Escrito por: Cláudio Moreira
Como diria o nosso ministro da Economia, António Pires de Lima, a semana transacta foi fértil em tarjas e tarjinhas. E foi muito para além disso – houve polémica a rodos entre os clubes da Segunda Circular com direito a todos os condimentos: exercícios de leitura num púlpito, comentários em jornais, comunicados e indirectas nas redes sociais. A algazarra foi de tal ordem que a nossa comunicação social, de forma acidental, claro, deixou passar em claro o facto mais grave do comunicado escrito por Bruno de Carvalho. Assim rezava um trecho dessa bela prosa:
“Ainda me lembro de Luís Filipe Vieira, mal fui eleito, a pedir várias vezes ao seu amigo da Doyen, Nelio Lucas para me levar a sua casa tomar o pequeno almoço, convite que sempre recusei. De andar a correr atrás de mim na Liga a tentar convencer-me a fazer uma aliança consigo e que assim poderíamos ir alternando as vitórias no campeonato, pretensão a que nunca anui. Nas vezes em que a falta de uma resposta positiva minha a essa pseudo aliança o levavam a entrar no meu carro, quando eu não estava presente, tentando convencer o meu motorista das virtudes de uma aliança”.
Ora bem, à excepção do jornal O Jogo e do testemunho inflamado de Bernardino Barros no Porto Canal, este trecho do extenso comunicado de Bruno de Carvalho foi olimpicamente ignorado – reitero a ideia de que foi acidental – por rádios, televisões e restante imprensa. O que temos aqui, afinal? Temos o presidente do Sporting a dizer explicitamente que o presidente do Benfica se abeirou dele tendo em vista a partilha das vitórias no campeonato. O mesmo é dizer que Luís Filipe Vieira pretendia garantir campeonatos ao Benfica e Sporting, deixando o outro crónico candidato fora da corrida. Mas como poderia Vieira garantir isso? Não poderia ser de outra forma senão através da viciação de resultados.
Portanto, face a uma acusação gravíssima de um presidente de um clube grande em relação a outro, a comunicação social em geral não só faz ouvidos de marcador como promove ideias sem qualquer relevância do texto de Bruno de Carvalho, como de Vieira querer ser o novo Papa do futebol português.
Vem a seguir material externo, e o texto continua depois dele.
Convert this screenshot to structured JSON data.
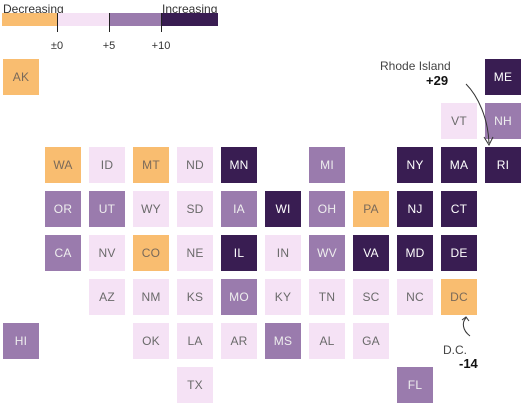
{
  "legend": {
    "decreasing_label": "Decreasing",
    "increasing_label": "Increasing",
    "ticks": [
      "±0",
      "+5",
      "+10"
    ],
    "colors": {
      "decreasing": "#f9bd70",
      "increase_0_5": "#f5e2f5",
      "increase_5_10": "#9a7bad",
      "increase_over_10": "#391d52"
    }
  },
  "annotations": {
    "rhode_island": {
      "name": "Rhode Island",
      "value": "+29"
    },
    "dc": {
      "name": "D.C.",
      "value": "-14"
    }
  },
  "states": [
    {
      "abbr": "AK",
      "category": "decreasing"
    },
    {
      "abbr": "ME",
      "category": "increase_over_10"
    },
    {
      "abbr": "VT",
      "category": "increase_0_5"
    },
    {
      "abbr": "NH",
      "category": "increase_5_10"
    },
    {
      "abbr": "WA",
      "category": "decreasing"
    },
    {
      "abbr": "ID",
      "category": "increase_0_5"
    },
    {
      "abbr": "MT",
      "category": "decreasing"
    },
    {
      "abbr": "ND",
      "category": "increase_0_5"
    },
    {
      "abbr": "MN",
      "category": "increase_over_10"
    },
    {
      "abbr": "MI",
      "category": "increase_5_10"
    },
    {
      "abbr": "NY",
      "category": "increase_over_10"
    },
    {
      "abbr": "MA",
      "category": "increase_over_10"
    },
    {
      "abbr": "RI",
      "category": "increase_over_10"
    },
    {
      "abbr": "OR",
      "category": "increase_5_10"
    },
    {
      "abbr": "UT",
      "category": "increase_5_10"
    },
    {
      "abbr": "WY",
      "category": "increase_0_5"
    },
    {
      "abbr": "SD",
      "category": "increase_0_5"
    },
    {
      "abbr": "IA",
      "category": "increase_5_10"
    },
    {
      "abbr": "WI",
      "category": "increase_over_10"
    },
    {
      "abbr": "OH",
      "category": "increase_5_10"
    },
    {
      "abbr": "PA",
      "category": "decreasing"
    },
    {
      "abbr": "NJ",
      "category": "increase_over_10"
    },
    {
      "abbr": "CT",
      "category": "increase_over_10"
    },
    {
      "abbr": "CA",
      "category": "increase_5_10"
    },
    {
      "abbr": "NV",
      "category": "increase_0_5"
    },
    {
      "abbr": "CO",
      "category": "decreasing"
    },
    {
      "abbr": "NE",
      "category": "increase_0_5"
    },
    {
      "abbr": "IL",
      "category": "increase_over_10"
    },
    {
      "abbr": "IN",
      "category": "increase_0_5"
    },
    {
      "abbr": "WV",
      "category": "increase_5_10"
    },
    {
      "abbr": "VA",
      "category": "increase_over_10"
    },
    {
      "abbr": "MD",
      "category": "increase_over_10"
    },
    {
      "abbr": "DE",
      "category": "increase_over_10"
    },
    {
      "abbr": "AZ",
      "category": "increase_0_5"
    },
    {
      "abbr": "NM",
      "category": "increase_0_5"
    },
    {
      "abbr": "KS",
      "category": "increase_0_5"
    },
    {
      "abbr": "MO",
      "category": "increase_5_10"
    },
    {
      "abbr": "KY",
      "category": "increase_0_5"
    },
    {
      "abbr": "TN",
      "category": "increase_0_5"
    },
    {
      "abbr": "SC",
      "category": "increase_0_5"
    },
    {
      "abbr": "NC",
      "category": "increase_0_5"
    },
    {
      "abbr": "DC",
      "category": "decreasing"
    },
    {
      "abbr": "HI",
      "category": "increase_5_10"
    },
    {
      "abbr": "OK",
      "category": "increase_0_5"
    },
    {
      "abbr": "LA",
      "category": "increase_0_5"
    },
    {
      "abbr": "AR",
      "category": "increase_0_5"
    },
    {
      "abbr": "MS",
      "category": "increase_5_10"
    },
    {
      "abbr": "AL",
      "category": "increase_0_5"
    },
    {
      "abbr": "GA",
      "category": "increase_0_5"
    },
    {
      "abbr": "TX",
      "category": "increase_0_5"
    },
    {
      "abbr": "FL",
      "category": "increase_5_10"
    }
  ]
}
O que é este destaque comparado com uma acusação de manipulação de resultados? Está um elefante na sala e as Bolas, Records, DNs, Correios das Manhãs, Dias Seguintes e Trios de Ataque esforçam-se para não o ver. José Mourinho em tempos deu nome a este fenómeno: prostituição intelectual. Sem tirar nem pôr. Este caso, como outros, está envolto numa teia de prostituição intelectual.
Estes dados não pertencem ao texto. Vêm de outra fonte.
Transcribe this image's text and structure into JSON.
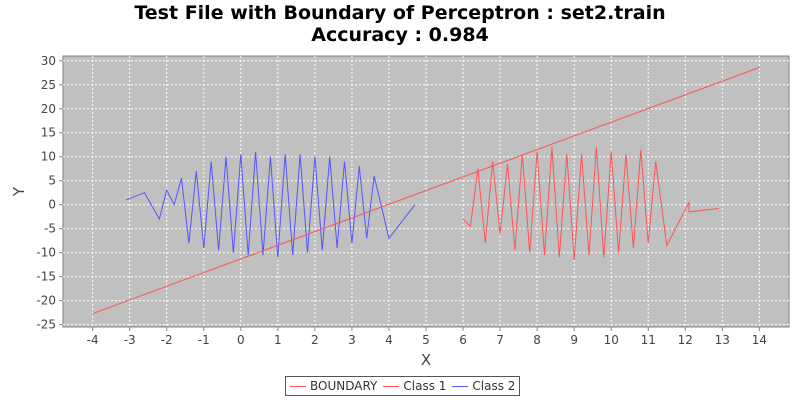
{
  "title_line1": "Test File with Boundary of Perceptron : set2.train",
  "title_line2": "Accuracy : 0.984",
  "chart_data": {
    "type": "line",
    "title": "Test File with Boundary of Perceptron : set2.train",
    "subtitle": "Accuracy : 0.984",
    "xlabel": "X",
    "ylabel": "Y",
    "xlim": [
      -4.8,
      14.8
    ],
    "ylim": [
      -25.5,
      31
    ],
    "xticks": [
      -4,
      -3,
      -2,
      -1,
      0,
      1,
      2,
      3,
      4,
      5,
      6,
      7,
      8,
      9,
      10,
      11,
      12,
      13,
      14
    ],
    "yticks": [
      -25,
      -20,
      -15,
      -10,
      -5,
      0,
      5,
      10,
      15,
      20,
      25,
      30
    ],
    "grid": true,
    "legend_position": "bottom",
    "series": [
      {
        "name": "BOUNDARY",
        "color": "#ff5555",
        "x": [
          -4,
          14
        ],
        "y": [
          -22.7,
          28.6
        ]
      },
      {
        "name": "Class 1",
        "color": "#ff5555",
        "x": [
          6.0,
          6.2,
          6.4,
          6.6,
          6.8,
          7.0,
          7.2,
          7.4,
          7.6,
          7.8,
          8.0,
          8.2,
          8.4,
          8.6,
          8.8,
          9.0,
          9.2,
          9.4,
          9.6,
          9.8,
          10.0,
          10.2,
          10.4,
          10.6,
          10.8,
          11.0,
          11.2,
          11.5,
          12.1,
          12.1,
          12.9
        ],
        "y": [
          -3,
          -4.5,
          7.5,
          -8,
          9,
          -6,
          8.5,
          -9.5,
          10.5,
          -10,
          11,
          -10.5,
          12,
          -11,
          10.5,
          -11.5,
          10.5,
          -10.5,
          12,
          -11,
          11,
          -10,
          10.5,
          -9,
          11.5,
          -8,
          9,
          -8.5,
          0.5,
          -1.5,
          -0.8
        ]
      },
      {
        "name": "Class 2",
        "color": "#5555ff",
        "x": [
          -3.1,
          -2.6,
          -2.2,
          -2.0,
          -1.8,
          -1.6,
          -1.4,
          -1.2,
          -1.0,
          -0.8,
          -0.6,
          -0.4,
          -0.2,
          0.0,
          0.2,
          0.4,
          0.6,
          0.8,
          1.0,
          1.2,
          1.4,
          1.6,
          1.8,
          2.0,
          2.2,
          2.4,
          2.6,
          2.8,
          3.0,
          3.2,
          3.4,
          3.6,
          4.0,
          4.7
        ],
        "y": [
          1,
          2.5,
          -3,
          3,
          0,
          5.5,
          -8,
          7,
          -9,
          9,
          -9.5,
          10,
          -10,
          10.5,
          -10.5,
          11,
          -10.5,
          10,
          -11,
          10.5,
          -10.5,
          10.5,
          -10,
          10,
          -9.5,
          10,
          -9,
          9,
          -8,
          8,
          -7,
          6,
          -7,
          0
        ]
      }
    ]
  }
}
Está visto, então, que a comunicação social não se portou bem neste caso, relevando lugares-comuns e rejeitando explanar uma acusação de corrupção e promover um debate sério sobre o assunto. Acreditando no testemunho do presidente leonino, os dois actores principais neste diferendo também não ficam bem na fotografia, por muito que se queira fazer passar a imagem de que Bruno de Carvalho sai incólume disto tudo. Senão, vejamos:
i) por um lado, Vieira tenta aproximar-se repetidamente de Bruno de Carvalho para uma aliança. Uma aliança alicerçada em manipulação de resultados que garante títulos para ambos os clubes. Para além do óbvio que toda a gente parece ignorar, o presidente do Benfica age contra o seu próprio clube, propondo que deixe de ganhar campeonatos em detrimento do Sporting. Só para que não seja o FC Porto a ganhá-los. Brilhante!
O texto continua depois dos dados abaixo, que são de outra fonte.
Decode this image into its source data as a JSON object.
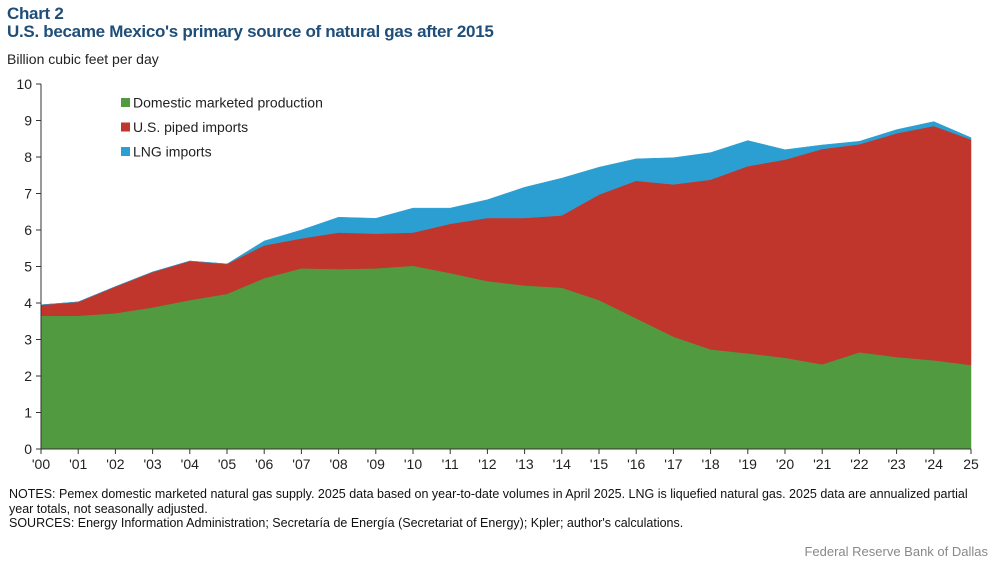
{
  "header": {
    "chart_number": "Chart 2",
    "title": "U.S. became Mexico's primary source of natural gas after 2015"
  },
  "chart_data": {
    "type": "area",
    "stacked": true,
    "title": "U.S. became Mexico's primary source of natural gas after 2015",
    "ylabel": "Billion cubic feet per day",
    "xlabel": "",
    "ylim": [
      0,
      10
    ],
    "yticks": [
      0,
      1,
      2,
      3,
      4,
      5,
      6,
      7,
      8,
      9,
      10
    ],
    "categories": [
      "'00",
      "'01",
      "'02",
      "'03",
      "'04",
      "'05",
      "'06",
      "'07",
      "'08",
      "'09",
      "'10",
      "'11",
      "'12",
      "'13",
      "'14",
      "'15",
      "'16",
      "'17",
      "'18",
      "'19",
      "'20",
      "'21",
      "'22",
      "'23",
      "'24",
      "25"
    ],
    "legend_position": "top-left",
    "grid": false,
    "series": [
      {
        "name": "Domestic marketed production",
        "color": "#519a3f",
        "values": [
          3.65,
          3.65,
          3.72,
          3.88,
          4.08,
          4.25,
          4.68,
          4.95,
          4.93,
          4.95,
          5.02,
          4.82,
          4.6,
          4.48,
          4.42,
          4.08,
          3.58,
          3.08,
          2.73,
          2.62,
          2.5,
          2.32,
          2.65,
          2.52,
          2.43,
          2.3
        ]
      },
      {
        "name": "U.S. piped imports",
        "color": "#c0362c",
        "values": [
          0.3,
          0.38,
          0.73,
          0.97,
          1.07,
          0.82,
          0.9,
          0.82,
          1.0,
          0.95,
          0.91,
          1.35,
          1.73,
          1.85,
          1.98,
          2.89,
          3.77,
          4.17,
          4.65,
          5.13,
          5.43,
          5.9,
          5.7,
          6.13,
          6.42,
          6.18
        ]
      },
      {
        "name": "LNG imports",
        "color": "#2b9fd2",
        "values": [
          0,
          0,
          0,
          0,
          0,
          0,
          0.12,
          0.23,
          0.42,
          0.42,
          0.67,
          0.43,
          0.5,
          0.84,
          1.02,
          0.75,
          0.6,
          0.73,
          0.74,
          0.7,
          0.27,
          0.11,
          0.08,
          0.1,
          0.12,
          0.05
        ]
      }
    ]
  },
  "footer": {
    "notes": "NOTES: Pemex domestic marketed natural gas supply. 2025 data based on year-to-date volumes in April 2025. LNG is liquefied natural gas. 2025 data are annualized partial year totals, not seasonally adjusted.",
    "sources": "SOURCES: Energy Information Administration; Secretaría de Energía (Secretariat of Energy); Kpler; author's calculations.",
    "credit": "Federal Reserve Bank of Dallas"
  }
}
ii) Bruno de Carvalho percorre os corredores da UEFA e da FIFA a barafustar contra tudo e contra todos. Inicia cruzadas contra fundos e contra o FC Porto por não permitir que um jogador emprestado jogue contra si. Faz trinta por uma linha e perante uma proposta de instrumentalização de resultados de um clube rival fica quedo e mudo?! E continua a apertar a mão a Vieira depois de uma proposta com estes pressupostos? A verdade desportiva ficou na gaveta? Se não houvesse esta polémica entre as claques, Bruno de Carvalho ia falar sobre este caso quando? De facto, para quem se arrogava de ser o Comandante do Navio da Verdade, Bruno de Carvalho naufragou e desempenhou na perfeição o papel de Schettino.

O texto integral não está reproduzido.